Following the Civil War, the love affair with railroads at times turned to discontent. Consumer complaints focused on rates and services. There was strong opposition to the Iowa Pool, a non-binding, rate-setting arrangement between Chicago-based carriers and the Union Pacific interchange through the Omaha Gateway. This traffic agreement is the focus of Julius Grodinsky’s monograph The Iowa Pool: A Study in Railroad Competition, 1870–84. Initially, growing anger and public protests centered in four states in the Upper Midwest: Wisconsin, Illinois, Minnesota, and Iowa, resulting in the Granger Movement of the 1870s.  George H. Miller wrote the classic study on what became the harbinger of meaningful railroad regulation, Railroads and the Granger Laws, revealing the strengths and weaknesses of this multistate crusade.

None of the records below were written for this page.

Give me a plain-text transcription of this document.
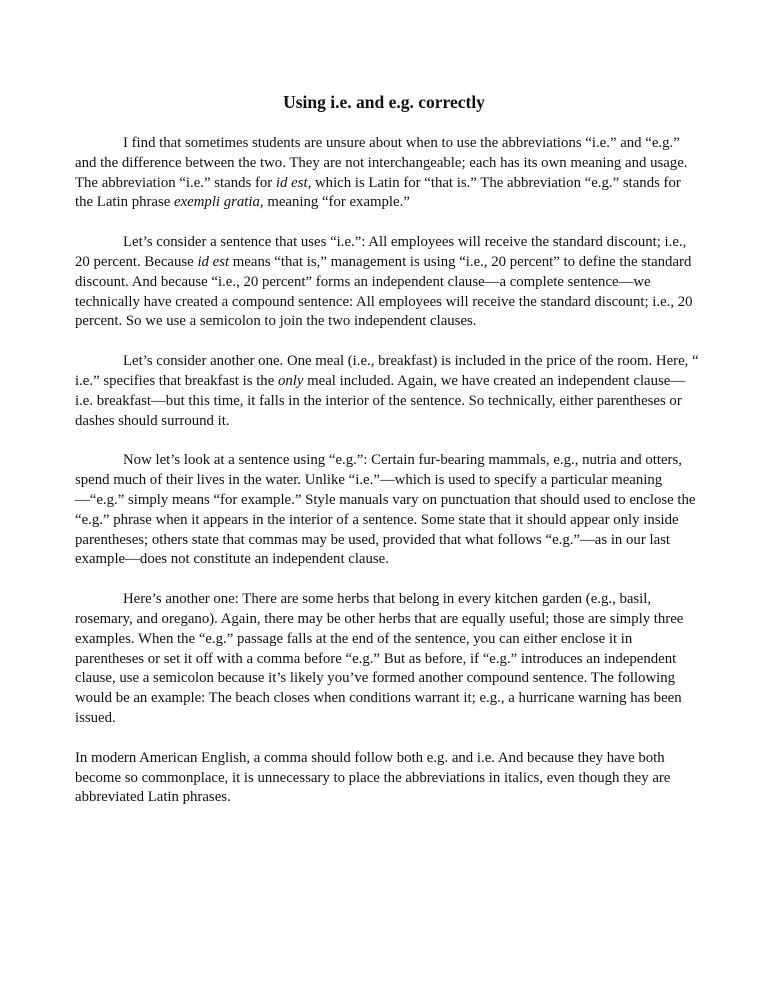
Using i.e. and e.g. correctly

I find that sometimes students are unsure about when to use the abbreviations “i.e.” and “e.g.” and the difference between the two. They are not interchangeable; each has its own meaning and usage. The abbreviation “i.e.” stands for id est, which is Latin for “that is.” The abbreviation “e.g.” stands for the Latin phrase exempli gratia, meaning “for example.”

Let’s consider a sentence that uses “i.e.”: All employees will receive the standard discount; i.e., 20 percent. Because id est means “that is,” management is using “i.e., 20 percent” to define the standard discount. And because “i.e., 20 percent” forms an independent clause—a complete sentence—we technically have created a compound sentence: All employees will receive the standard discount; i.e., 20 percent. So we use a semicolon to join the two independent clauses.

Let’s consider another one. One meal (i.e., breakfast) is included in the price of the room. Here, “ i.e.” specifies that breakfast is the only meal included. Again, we have created an independent clause—i.e. breakfast—but this time, it falls in the interior of the sentence. So technically, either parentheses or dashes should surround it.

Now let’s look at a sentence using “e.g.”: Certain fur-bearing mammals, e.g., nutria and otters, spend much of their lives in the water. Unlike “i.e.”—which is used to specify a particular meaning—“e.g.” simply means “for example.” Style manuals vary on punctuation that should used to enclose the “e.g.” phrase when it appears in the interior of a sentence. Some state that it should appear only inside parentheses; others state that commas may be used, provided that what follows “e.g.”—as in our last example—does not constitute an independent clause.

Here’s another one: There are some herbs that belong in every kitchen garden (e.g., basil, rosemary, and oregano). Again, there may be other herbs that are equally useful; those are simply three examples. When the “e.g.” passage falls at the end of the sentence, you can either enclose it in parentheses or set it off with a comma before “e.g.” But as before, if “e.g.” introduces an independent clause, use a semicolon because it’s likely you’ve formed another compound sentence. The following would be an example: The beach closes when conditions warrant it; e.g., a hurricane warning has been issued.

In modern American English, a comma should follow both e.g. and i.e. And because they have both become so commonplace, it is unnecessary to place the abbreviations in italics, even though they are abbreviated Latin phrases.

Legal, regulatory, and politically focused studies also help readers understand the Railway Age. An excellent legal analysis of the industry is James W. Ely’s Railroads and American Law. Although historians and political scientists have included aspects of state and federal regulation, two of the leading works represent the thinking of left- and right-wing leaning scholars. For the former interpretation, see Gabriel Kolko’s Railroads and Regulation, 1877–1916, which explores the scope of regulation during the Progressive Era. He concludes that rate reforms were largely a fraud, contending that the railroad enterprise largely structured such national legislation as the Hepburn Act of 1906 and the Mann-Elkins Act four years later. Covering the right-wing perspective, Albro Martin sees progressive reformers as having been highly successful in Enterprise Denied. In his mind their repeated victories at the federal level led to decline, resulting in an industry that experienced long-lasting financial injury. Mark Aldrich discusses less controversial legislation, examining regulatory controls over matters of railroad safety from 1828 to 1965 in Death Rode the Rails, and from 1965 to 2015 in Back on Track. In much the same vein, two books by Richard Saunders, Jr., Merging Lines and Main Lines, focus on the complex topic of railroad mergers during the periods 1900–70 and 1970–2002, respectively. Although most mergers were not especially contentious, one gained widespread criticism, namely the union of the Pennsylvania; New York Central; and New York, New Haven, and Hartford Railroads, which resulted in the Penn Central Transportation Company in 1968. In less than two years, this mismanaged merger led to the then largest business failure in American history. The upshot was federal intervention with legislation that created the Consolidated Rail Corporation (Conrail) in 1976. Given that there were other troubled railroads in the East and Midwest, financial relief measures also became law during the Penn Central crisis.